The most significant additions to the standard include the following:

  • Transformation Formats. The precise definitions of the common Unicode Transformation Formats are provided, including UTF-8, UTF-16, UTF-16BE, and UTF-16LE. The relations between abstract characters, code points (scalar values) and code units (8, 16 or 32 bit) are clarified. See also Draft Technical Reports.
  • Bidirectional properties. Bidirectional properties are now more consistent with the general category property, and new bidirectional properties were created. See UTR #09: The Bidirectional Algorithm.
  • Case. Case properties have been extended for those situations where there is a mapping to multiple characters and where case is locale dependent. See also Draft Technical Reports.
  • Combining classes. These were updated significantly to resolve problems of normalization and decomposition for Indic scripts in particular.
  • Decomposition and Composition. Unicode character decompositions have been significantly updated to fix errors in the original assignments, to allow correct collation weighting, and to make decompositions consistent for normalization. Certain characters are excluded from composition, and the precise algorithm for composition is provided. See UTR #15: Unicode Normalization Forms.
  • General Category. A series of general category changes were made to assist the convergence of the Unicode definition of identifier with ISO TR 10176.
  • Newlines. Line handling characteristics have been documented more fully for Unicode environments. See UTR #13: Unicode Newline Guidelines.
  • Quotation Marks. Two new punctuation categories, Pi and Pf, were created for initial and final quotes with properties that vary by language.
  • Linebreak properties. Linebreaking properties (normative and informative) are added to the standard to support consistent linebreaking behavior over all Unicode characters. See UTR #14: Line Breaking Properties.
  • East-Asian width properties. Properties for supporting correct choice of full-width vs. half-width glyphs in an East-Asian context are provided. See UTR #11: East Asian Character Width.
  • Specific Characters
    • Byte order mark. The use of the byte order mark with transformation formats is clarified.
    • Line and paragraph separators. Use of line and paragraph separators is clarified.
    • Capital letters with iota adscript. The representative glyphs, semantics, case mappings and decompositions have been revised to make their handling more consistent.
    • Eyelash Ra. Consonant RA rules have been updated and expanded.
    • Figure space. U+2007 FIGURE SPACE is no longer treated like a numeric separator for purposes of bidirectional layout.
    • Layout controls. The description of layout controls was enhanced to include the behavior of U+00A0 NO-BREAK SPACE, U+00AD SOFT HYPHEN, and zero-width spaces.
    • Tilde. The use of U+007E TILDE as a spacing clone of combining tilde and as a regular character is described more completely.

Conformance Changes

Conformance clauses, definitions, and explanatory text were added for handling Unicode Transformation Formats. The Unicode Bidirectional Behavior algorithm rules were clarified and expanded, and new bidirectional character properties were documented. Other normative character property values were changed; see the Unicode character database file for more information.

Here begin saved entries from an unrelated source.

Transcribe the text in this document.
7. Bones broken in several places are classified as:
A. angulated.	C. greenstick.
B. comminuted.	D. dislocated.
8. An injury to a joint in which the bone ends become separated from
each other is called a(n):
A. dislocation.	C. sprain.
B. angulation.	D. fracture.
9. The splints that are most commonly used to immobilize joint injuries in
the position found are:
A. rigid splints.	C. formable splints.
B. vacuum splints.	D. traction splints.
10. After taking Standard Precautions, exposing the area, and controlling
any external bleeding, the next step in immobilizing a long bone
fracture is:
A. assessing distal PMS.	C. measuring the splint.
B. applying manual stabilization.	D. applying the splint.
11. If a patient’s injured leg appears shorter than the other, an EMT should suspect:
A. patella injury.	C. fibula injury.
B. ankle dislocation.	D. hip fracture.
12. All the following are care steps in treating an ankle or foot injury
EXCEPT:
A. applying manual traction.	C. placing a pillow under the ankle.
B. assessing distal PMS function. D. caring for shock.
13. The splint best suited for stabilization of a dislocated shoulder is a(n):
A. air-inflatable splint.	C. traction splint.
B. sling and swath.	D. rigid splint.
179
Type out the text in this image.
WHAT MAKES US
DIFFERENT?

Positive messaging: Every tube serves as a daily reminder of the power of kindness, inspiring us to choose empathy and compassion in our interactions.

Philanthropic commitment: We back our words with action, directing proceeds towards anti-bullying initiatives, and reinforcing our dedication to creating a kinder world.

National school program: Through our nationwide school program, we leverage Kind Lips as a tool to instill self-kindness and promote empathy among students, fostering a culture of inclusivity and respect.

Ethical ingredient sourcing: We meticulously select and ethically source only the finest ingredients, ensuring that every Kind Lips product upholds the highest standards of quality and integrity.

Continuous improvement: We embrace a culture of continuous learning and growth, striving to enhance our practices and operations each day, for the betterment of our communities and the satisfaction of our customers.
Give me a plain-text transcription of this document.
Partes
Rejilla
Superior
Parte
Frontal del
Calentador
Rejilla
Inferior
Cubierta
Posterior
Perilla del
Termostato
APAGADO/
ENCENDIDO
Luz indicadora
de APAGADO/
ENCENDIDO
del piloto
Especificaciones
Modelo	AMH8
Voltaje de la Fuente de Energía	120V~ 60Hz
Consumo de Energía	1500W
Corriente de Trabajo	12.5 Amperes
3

Approved Unicode Technical Reports

The following technical reports are approved and considered part of the Unicode Standard, Version 3.0. These reports may contain either normative or informative material, or both. Any reference to version 3.0 of the standard automatically includes these technical reports.

The following technical reports are also approved. Although normative in stating requirements for implementations claiming conformance to them, they are not considered part of Unicode 3.0. If they are cited, they must be separately referenced; see Citations and References.

Draft Unicode Technical Reports

Additional draft and proposed draft technical reports can be found on Technical Reports. While these reports are not final and not considered part of Unicode 3.0, they contain information that may be useful for implementation. If they are cited, they must be separately referenced; see Citations and References.

Additional technical reports may be added over time.